Jayson Brunsdon, photos courtesy of Jayson Brunsdon
Jayson Brunsdon, photo courtesy of Jayson Brunsdon
Seventh Wonderland has been making waves in Australia and stateside with its innovative swim collection. Designed by Bonnie Coumbe along with partner Carlos Aviles, the inspiration for the Summer collection came from Busby Berkeley’s choreography in the 1930’s classic “By a Waterfall.” The magical setting of the film created a relaxed yet high-fashion fantasy world of kaleidoscopic prints, water reflections and illusions—a fantastical mood that is inherent to the Seventh Wonderland brand. The collection ranged from delicate and fluid shapes to structured and form-fitting silhouettes with intricate detailing such as hand macramé, zippers, lace-ups and shirring. “I always try to bring things in that are not normally seen in swimwear,” explained the designer. “I always try and push it,” she added.

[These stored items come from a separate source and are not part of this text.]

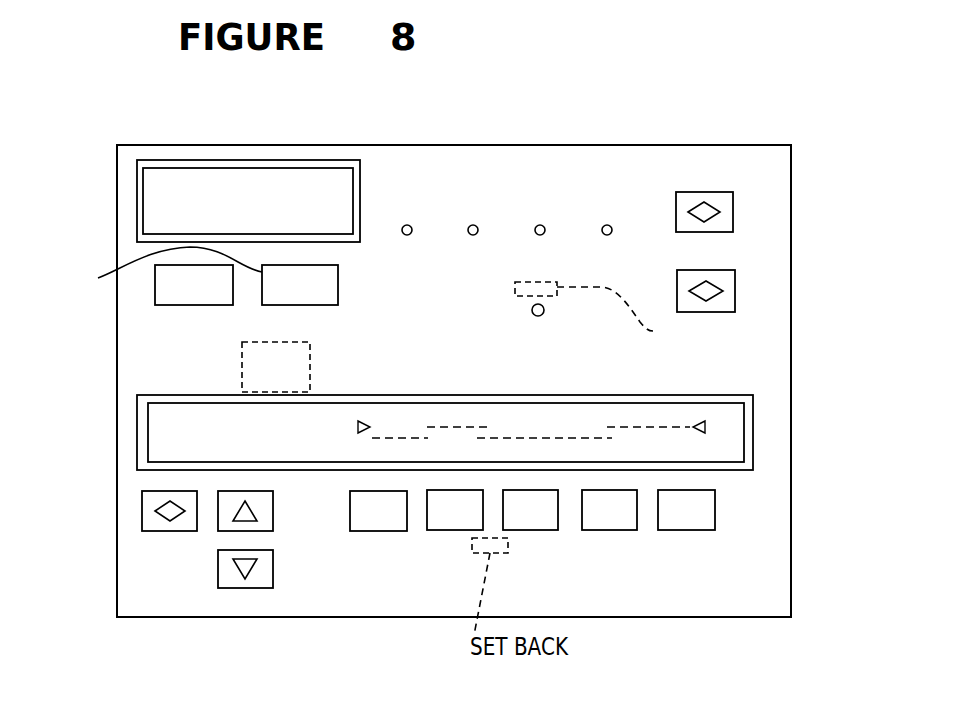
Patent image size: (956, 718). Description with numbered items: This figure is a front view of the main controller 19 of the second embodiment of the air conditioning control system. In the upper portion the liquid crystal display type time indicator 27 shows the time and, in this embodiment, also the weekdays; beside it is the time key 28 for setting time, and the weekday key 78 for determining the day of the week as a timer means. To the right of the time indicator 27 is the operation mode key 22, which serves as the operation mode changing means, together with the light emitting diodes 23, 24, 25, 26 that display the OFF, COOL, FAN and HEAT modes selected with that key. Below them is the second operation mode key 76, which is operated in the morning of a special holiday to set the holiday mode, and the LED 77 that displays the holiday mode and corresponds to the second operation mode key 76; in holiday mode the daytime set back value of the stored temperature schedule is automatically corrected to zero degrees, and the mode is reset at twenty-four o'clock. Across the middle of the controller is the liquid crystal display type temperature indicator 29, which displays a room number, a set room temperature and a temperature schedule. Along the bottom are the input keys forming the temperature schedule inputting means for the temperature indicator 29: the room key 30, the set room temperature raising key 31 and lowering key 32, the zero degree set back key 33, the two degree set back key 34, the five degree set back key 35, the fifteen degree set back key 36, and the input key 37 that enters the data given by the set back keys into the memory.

The main controller 19 is at (791, 170).
The operation mode key 22 is at (733, 214).
The light emitting diode for OFF mode 23 is at (410, 235).
The light emitting diode for COOL mode 24 is at (476, 235).
The light emitting diode for FAN mode 25 is at (538, 235).
The light emitting diode for HEAT mode 26 is at (604, 235).
The time indicator 27 is at (268, 160).
The time key 28 is at (195, 305).
The temperature indicator 29 is at (753, 428).
The room key 30 is at (170, 531).
The set room temperature raising key 31 is at (273, 511).
The set room temperature lowering key 32 is at (273, 568).
The 0° C. set back key 33 is at (380, 531).
The 2° C. set back key 34 is at (460, 530).
The 5° C. set back key 35 is at (533, 530).
The 15° C. set back key 36 is at (612, 530).
The input key 37 is at (686, 530).
The second operation mode key 76 is at (735, 293).
The LED for displaying holiday mode 77 is at (544, 310).
The weekday key 78 is at (338, 288).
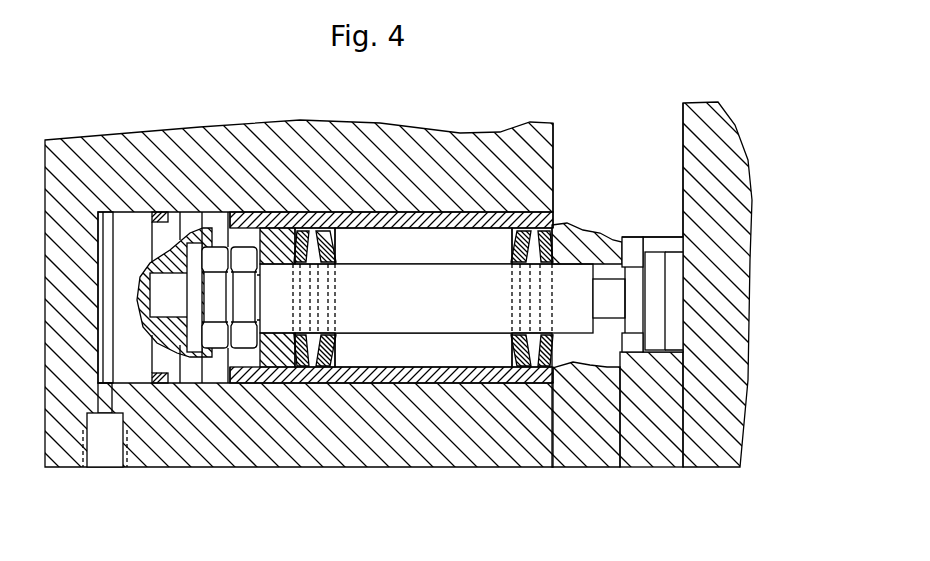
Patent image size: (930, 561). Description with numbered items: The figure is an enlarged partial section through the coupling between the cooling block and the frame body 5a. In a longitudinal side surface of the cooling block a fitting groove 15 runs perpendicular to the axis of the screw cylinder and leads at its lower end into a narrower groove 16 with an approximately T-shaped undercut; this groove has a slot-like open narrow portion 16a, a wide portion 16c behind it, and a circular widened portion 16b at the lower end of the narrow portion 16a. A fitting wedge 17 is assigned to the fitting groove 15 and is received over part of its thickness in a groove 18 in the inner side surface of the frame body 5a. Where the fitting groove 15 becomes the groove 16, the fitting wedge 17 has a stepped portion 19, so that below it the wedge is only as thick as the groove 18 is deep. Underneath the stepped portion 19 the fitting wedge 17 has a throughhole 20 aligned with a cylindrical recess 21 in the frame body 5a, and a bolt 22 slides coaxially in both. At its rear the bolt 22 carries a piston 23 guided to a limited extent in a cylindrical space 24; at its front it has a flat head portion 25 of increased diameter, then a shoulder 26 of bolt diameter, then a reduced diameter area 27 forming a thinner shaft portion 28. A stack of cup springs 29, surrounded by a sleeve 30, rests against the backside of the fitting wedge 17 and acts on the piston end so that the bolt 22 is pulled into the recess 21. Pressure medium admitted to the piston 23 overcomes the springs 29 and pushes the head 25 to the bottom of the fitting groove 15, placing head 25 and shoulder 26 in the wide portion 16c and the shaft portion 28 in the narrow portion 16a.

Coumbe hand-created each print and added Kaftans, high-waisted shorts and trousers to expand the brand’s swimwear-as-outerwear concept.
Seventh Wonderland, photo courtesy of Désordre
Seventh Wonderland, photo courtesy of Désordre
Manning Cartell’s Spring/Summer collection was inspired by Spanish tales of romance. Matadors and mistresses collided on the runway in a series bolero suit jackets, easy jersey tanks paired with skirts and elegant yet sexy lace dresses. Made in beautiful lace fabrics and executed with impeccable tailoring, it was one of the standout collections of the week. Designed by sister trio Gabrielle, Cheryl and Vanessa Manning, the collection blended wearability with an elegant edge. The collection explored volume and texture utilizing perforated leather, 3-D beading effects and striped jacquards. Intricate details included paneled effects on dresses and deconstructed lace applied to fine tulle for a sheer modern look. Prints were inspired by the black ink drawings of English illustrator Aubrey Beardsley and added an artsy dimension to the collection.
Manning Cartell, photo courtesy of Manning Cartell
Manning Cartell, photo courtesy of Manning Cartell
Manning Cartell, photo courtesy of Manning Cartell
The Ksubi girl is the epitome of tomboy sexy. She’s a no-frills girl who wears biker boots, jeans, a jacket, oh, and guys' underwear. It’s that irreverent sense of style that has catapulted Ksubi to a favorite among the hipster set. This season the brand had cause to celebrate. After navigating rough financial waters earlier this year, Ksubi celebrated its 10-year anniversary by closing Rosemount Australian Fashion Week. “It was our 10-year anniversary, so we wanted to go back to our roots and also look to the future,” explained Ksubi co-founder Dan Single. The show included a high-tech presentation complete with four large video screens and a circular runway that had models marching around the room in a military fashion. This season, the designers showed their maturity with a more sophisticated and polished collection. “This is the most controlled range we’ve done, and what we thought we created was a uniform basically.... to represent our tribe,” said founding partner George Gorrow. A clean palette, sexy skinny jeans with banded cut-outs, jumpsuits, high-waisted bottoms, skimpy shorts, shredded jackets, textured surface treatments, light bleached out denim and a military vibe characterized the collection.